The objective of this article is to provide an analysis of the potential relationships between
the quality of external audit (assessed through membership to the Big Four: the largest four
auditing firms, namely PricewaterhouseCoopers, KPMG, Ernst & Young and Deloitte) and
financial performance (assessed by profitability, assets quality and solvency) of the banking
system in Romania. Hence, the authors tried to find answers, advocated by the results of the
conducted empirical analysis, to the following questions: "Does the quality of external audit
affects the financial performance of banks in Romania? How is registered the added value
of external audit quality at credit institutions level?"
In order to test the assumptions made, it was used a predominantly quantitative research
methodology, which is based on a deductive statistical analysis. The starting point is agency
theory, the main objective is to test and identify the potential cause-effect relationships,
while analyzing their significance weight.

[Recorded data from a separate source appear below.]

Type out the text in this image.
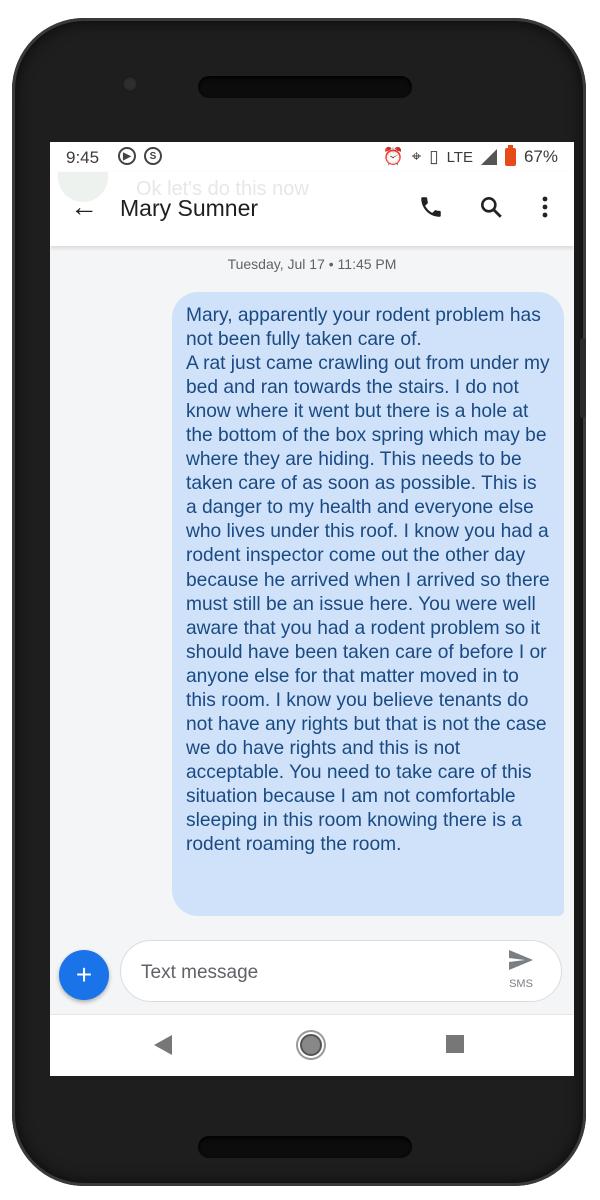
9:45	▶	S	⏰ ⌖ ▯ LTE	67%
Ok let's do this now
← Mary Sumner
Tuesday, Jul 17 • 11:45 PM
Mary, apparently your rodent problem has not been fully taken care of.
A rat just came crawling out from under my bed and ran towards the stairs. I do not know where it went but there is a hole at the bottom of the box spring which may be where they are hiding. This needs to be taken care of as soon as possible. This is a danger to my health and everyone else who lives under this roof. I know you had a rodent inspector come out the other day because he arrived when I arrived so there must still be an issue here. You were well aware that you had a rodent problem so it should have been taken care of before I or anyone else for that matter moved in to this room. I know you believe tenants do not have any rights but that is not the case we do have rights and this is not acceptable. You need to take care of this situation because I am not comfortable sleeping in this room knowing there is a rodent roaming the room.
+
Text message	SMS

As a result of this research, it can be concluded that there is a positive correlation between
external audit quality and financial performance of the credit institutions in the Romanian
banking system, although it is not a significant one.
*
Corresponding author, Mariana Bunea mariana.bunea@cig.ase.ro
Introduction
The recent financial crisis revealed not only the weaknesses of risk management, control
and governance processes in banks, but at the same time, proved the necessity to improve
the quality of external audits carried out by banks. The audit function plays an important
role in the corporate mechanism, particularly due to its capacity to add value to the
governing process. Therefore, over time, it became the main topic of various studies
focused on the issue of information transparency. Very often analyzed from the perspective
of audit committee, commended in terms of members number, mainly the independent
ones, as well as from the perspective of external audit quality, the audit function has mostly
proved to be positively correlated with the level of disclosed information by organizations.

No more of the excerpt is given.